Jasmine Guffond

Artist / Composer / Researcher
Jasmine Guffond Eavesdrop Festival Photo By Noshe

Dr. Jasmine Guffond is an artist, composer and researcher working at the interface of social, political and technical infrastructures. Focused on electronic composition across music and art contexts her practice spans live performance, recording, installation and custom made browser add-on. Through the sonification of data she addresses the potential of sound to engage with contemporary political questions and engages listening as a situated knowledge practice. Interested in providing an audible presence for phenomena that lies beyond human perception, via the sonification of facial recognition algorithms, global networks, or Internet tracking cookies she questions what it means for our personal habits to be traceable, and for our identities, choices and personalities to be reduced to streams of data. By providing sensory access to otherwise intangible surveillance this aesthetic, socio-political strategy further questions the impacts of digital surveillance on our core communication infrastructures. If these are compromised how are we effected personally and more broadly when organising resistance to ongoing social, racial and environmental injustices?

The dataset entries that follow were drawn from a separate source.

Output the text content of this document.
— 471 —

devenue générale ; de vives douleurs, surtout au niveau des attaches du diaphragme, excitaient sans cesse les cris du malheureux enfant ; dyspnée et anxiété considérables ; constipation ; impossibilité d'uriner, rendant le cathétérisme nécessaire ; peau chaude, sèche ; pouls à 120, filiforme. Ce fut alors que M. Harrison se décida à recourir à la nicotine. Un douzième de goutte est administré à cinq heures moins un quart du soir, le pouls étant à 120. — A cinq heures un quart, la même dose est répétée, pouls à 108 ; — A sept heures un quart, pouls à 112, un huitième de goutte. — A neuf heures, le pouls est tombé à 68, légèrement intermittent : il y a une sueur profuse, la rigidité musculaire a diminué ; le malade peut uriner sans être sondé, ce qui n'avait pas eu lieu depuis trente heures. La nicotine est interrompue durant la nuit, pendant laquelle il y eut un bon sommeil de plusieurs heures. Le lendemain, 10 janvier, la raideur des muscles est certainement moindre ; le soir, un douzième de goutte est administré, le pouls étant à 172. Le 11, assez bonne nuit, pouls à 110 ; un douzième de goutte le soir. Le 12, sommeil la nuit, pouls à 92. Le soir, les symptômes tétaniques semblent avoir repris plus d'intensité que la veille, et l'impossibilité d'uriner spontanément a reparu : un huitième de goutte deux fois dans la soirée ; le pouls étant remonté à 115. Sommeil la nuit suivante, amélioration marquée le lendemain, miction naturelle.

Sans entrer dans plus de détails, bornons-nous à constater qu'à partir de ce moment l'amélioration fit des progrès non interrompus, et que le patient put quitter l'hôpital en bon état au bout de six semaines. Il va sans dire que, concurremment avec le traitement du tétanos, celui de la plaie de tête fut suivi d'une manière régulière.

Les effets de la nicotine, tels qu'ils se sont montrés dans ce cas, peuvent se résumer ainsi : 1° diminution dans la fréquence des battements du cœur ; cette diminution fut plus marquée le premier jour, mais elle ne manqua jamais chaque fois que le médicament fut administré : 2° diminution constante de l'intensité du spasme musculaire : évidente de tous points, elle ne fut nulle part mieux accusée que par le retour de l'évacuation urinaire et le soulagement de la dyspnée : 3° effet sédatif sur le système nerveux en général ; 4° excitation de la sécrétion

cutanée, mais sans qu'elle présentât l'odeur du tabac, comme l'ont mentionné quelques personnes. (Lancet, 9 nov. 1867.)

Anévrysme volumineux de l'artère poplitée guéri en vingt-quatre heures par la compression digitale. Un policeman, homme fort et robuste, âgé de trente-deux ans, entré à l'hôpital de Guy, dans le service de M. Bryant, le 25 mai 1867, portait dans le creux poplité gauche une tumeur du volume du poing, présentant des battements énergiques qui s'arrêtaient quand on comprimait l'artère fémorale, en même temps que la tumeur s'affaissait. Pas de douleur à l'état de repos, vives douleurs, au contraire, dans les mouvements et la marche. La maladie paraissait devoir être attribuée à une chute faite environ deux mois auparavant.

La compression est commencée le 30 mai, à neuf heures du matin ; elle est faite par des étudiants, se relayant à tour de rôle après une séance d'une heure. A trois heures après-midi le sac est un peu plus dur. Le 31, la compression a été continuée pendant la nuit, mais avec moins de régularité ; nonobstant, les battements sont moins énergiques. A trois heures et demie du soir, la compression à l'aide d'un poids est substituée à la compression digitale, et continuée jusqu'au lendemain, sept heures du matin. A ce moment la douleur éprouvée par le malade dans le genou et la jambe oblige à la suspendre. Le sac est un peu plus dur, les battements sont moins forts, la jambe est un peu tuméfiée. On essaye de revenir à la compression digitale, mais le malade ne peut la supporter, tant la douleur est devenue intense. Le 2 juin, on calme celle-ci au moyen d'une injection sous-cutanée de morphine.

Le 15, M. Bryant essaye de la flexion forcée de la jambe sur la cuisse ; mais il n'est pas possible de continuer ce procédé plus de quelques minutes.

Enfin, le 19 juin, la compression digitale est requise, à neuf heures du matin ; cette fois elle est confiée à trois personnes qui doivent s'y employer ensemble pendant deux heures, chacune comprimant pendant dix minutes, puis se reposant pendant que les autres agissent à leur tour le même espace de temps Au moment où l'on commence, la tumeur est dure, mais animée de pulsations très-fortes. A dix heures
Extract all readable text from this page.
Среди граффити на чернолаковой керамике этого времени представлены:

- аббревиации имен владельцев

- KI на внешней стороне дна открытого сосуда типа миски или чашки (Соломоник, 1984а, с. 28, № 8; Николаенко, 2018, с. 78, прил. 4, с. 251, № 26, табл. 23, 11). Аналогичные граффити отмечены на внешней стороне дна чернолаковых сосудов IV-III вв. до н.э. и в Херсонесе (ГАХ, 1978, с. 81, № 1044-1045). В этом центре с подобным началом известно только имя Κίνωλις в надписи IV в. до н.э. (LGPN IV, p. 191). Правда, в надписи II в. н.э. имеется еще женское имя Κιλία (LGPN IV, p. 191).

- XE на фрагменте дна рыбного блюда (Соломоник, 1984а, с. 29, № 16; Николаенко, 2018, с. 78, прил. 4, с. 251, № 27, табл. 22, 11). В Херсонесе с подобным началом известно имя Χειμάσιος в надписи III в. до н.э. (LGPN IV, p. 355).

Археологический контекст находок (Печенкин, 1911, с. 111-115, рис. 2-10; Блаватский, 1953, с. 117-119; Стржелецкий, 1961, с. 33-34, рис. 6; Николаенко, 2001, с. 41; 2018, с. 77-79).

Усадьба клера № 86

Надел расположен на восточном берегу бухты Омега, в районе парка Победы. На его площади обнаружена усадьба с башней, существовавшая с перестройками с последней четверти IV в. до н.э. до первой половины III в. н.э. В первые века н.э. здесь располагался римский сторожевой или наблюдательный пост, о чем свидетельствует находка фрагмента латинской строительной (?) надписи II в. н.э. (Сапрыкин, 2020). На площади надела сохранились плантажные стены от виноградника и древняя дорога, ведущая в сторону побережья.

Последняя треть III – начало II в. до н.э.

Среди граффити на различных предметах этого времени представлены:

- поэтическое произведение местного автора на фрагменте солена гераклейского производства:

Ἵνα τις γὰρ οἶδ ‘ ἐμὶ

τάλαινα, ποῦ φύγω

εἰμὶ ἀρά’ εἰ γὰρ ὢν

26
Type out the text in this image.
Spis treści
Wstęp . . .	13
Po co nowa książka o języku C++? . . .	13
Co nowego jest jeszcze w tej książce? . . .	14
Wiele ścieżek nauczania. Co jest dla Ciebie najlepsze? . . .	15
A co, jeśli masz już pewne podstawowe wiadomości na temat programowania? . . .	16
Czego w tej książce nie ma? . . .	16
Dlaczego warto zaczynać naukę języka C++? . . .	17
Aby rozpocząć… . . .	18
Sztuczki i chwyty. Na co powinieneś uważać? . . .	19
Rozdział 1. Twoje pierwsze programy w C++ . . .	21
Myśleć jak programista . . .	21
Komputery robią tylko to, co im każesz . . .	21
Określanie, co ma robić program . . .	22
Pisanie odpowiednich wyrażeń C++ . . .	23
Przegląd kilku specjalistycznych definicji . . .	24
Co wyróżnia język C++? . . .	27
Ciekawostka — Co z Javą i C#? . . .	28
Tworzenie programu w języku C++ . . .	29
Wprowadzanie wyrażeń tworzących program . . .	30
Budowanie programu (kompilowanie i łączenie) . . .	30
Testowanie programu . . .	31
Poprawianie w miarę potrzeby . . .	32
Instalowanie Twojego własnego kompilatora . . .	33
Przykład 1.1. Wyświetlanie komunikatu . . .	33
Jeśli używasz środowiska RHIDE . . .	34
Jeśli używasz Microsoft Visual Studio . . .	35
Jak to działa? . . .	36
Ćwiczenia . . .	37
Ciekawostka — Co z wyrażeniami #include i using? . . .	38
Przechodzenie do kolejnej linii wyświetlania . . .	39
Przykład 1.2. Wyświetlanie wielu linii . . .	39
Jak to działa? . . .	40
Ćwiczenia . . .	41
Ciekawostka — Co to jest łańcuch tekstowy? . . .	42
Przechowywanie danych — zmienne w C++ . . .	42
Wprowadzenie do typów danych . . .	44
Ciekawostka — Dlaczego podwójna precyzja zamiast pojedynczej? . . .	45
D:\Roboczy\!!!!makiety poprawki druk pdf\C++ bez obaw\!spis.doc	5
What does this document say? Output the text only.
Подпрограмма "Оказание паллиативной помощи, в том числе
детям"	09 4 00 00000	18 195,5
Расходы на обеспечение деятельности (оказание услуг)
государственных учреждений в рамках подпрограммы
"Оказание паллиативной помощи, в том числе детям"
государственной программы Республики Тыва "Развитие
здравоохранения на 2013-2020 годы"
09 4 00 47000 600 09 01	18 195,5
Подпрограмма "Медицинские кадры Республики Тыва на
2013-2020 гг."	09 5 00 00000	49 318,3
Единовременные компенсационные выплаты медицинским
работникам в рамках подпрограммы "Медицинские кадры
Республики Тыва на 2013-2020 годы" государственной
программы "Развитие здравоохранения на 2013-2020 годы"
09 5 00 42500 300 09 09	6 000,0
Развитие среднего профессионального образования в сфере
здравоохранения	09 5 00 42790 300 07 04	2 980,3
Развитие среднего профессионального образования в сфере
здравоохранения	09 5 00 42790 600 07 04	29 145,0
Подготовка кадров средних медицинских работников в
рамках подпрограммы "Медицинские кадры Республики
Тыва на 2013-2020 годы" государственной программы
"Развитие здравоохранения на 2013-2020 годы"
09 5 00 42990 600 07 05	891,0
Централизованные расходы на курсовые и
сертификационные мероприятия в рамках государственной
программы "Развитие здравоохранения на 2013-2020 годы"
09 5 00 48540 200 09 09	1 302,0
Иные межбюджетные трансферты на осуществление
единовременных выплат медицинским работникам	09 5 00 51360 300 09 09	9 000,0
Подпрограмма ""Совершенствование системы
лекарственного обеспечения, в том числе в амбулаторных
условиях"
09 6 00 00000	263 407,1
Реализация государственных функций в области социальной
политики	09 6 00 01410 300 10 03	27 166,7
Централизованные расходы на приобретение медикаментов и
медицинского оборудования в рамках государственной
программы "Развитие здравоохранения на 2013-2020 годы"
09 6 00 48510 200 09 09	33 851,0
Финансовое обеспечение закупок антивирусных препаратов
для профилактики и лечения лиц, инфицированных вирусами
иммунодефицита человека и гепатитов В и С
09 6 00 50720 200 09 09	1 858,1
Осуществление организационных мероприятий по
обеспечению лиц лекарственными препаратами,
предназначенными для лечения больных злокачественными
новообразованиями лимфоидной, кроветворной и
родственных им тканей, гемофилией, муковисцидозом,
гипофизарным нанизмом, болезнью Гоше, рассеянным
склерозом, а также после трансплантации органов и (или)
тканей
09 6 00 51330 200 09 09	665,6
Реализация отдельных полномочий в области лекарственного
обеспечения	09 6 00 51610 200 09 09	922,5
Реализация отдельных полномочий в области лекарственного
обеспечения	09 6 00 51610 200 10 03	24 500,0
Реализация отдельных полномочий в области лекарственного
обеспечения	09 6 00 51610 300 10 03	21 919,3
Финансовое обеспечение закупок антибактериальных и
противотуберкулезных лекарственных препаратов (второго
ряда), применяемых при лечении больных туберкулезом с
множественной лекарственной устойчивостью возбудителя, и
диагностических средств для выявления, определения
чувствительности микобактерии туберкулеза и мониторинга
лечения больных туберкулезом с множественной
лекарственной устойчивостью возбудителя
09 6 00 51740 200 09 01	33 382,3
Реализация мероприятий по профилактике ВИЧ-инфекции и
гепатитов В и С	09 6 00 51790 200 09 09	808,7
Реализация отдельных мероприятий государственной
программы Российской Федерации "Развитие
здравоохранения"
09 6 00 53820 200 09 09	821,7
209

Jasmine has exhibited internationally including composing sound for Shulea Cheang’s installation at the Taiwanese Pavilion, Venice Biennale, 2019, and collaborating with Zorka Wollny on a sound installation for the Chicago Architecture Biennal, 2019. She has performed live internationally at electronic music and art festivals including opening for CTM festival (DE) in 2020 and a commission for Groupe de Recherches Musicales’ (GRM) acousmonium, premiered at Présences Électronique (FR) in 2022, and has released solo records to critical acclaim with the Sonic Pieces (2015, 2017), Karl Records (2018) and Editions Mego (2020) labels. She completed her Sound Studies masters at the Berlin University der Künste (UdK) in 2015, and her PhD in 2021. Her candidature was undertaken at the University of New South Wales Art, Design & Architecture department where she conducted research into sound and listening as a critical modes of inquiry into online surveillance cultures. She currently teaches at the Sound Studies department at UdK, Berlin, Germany.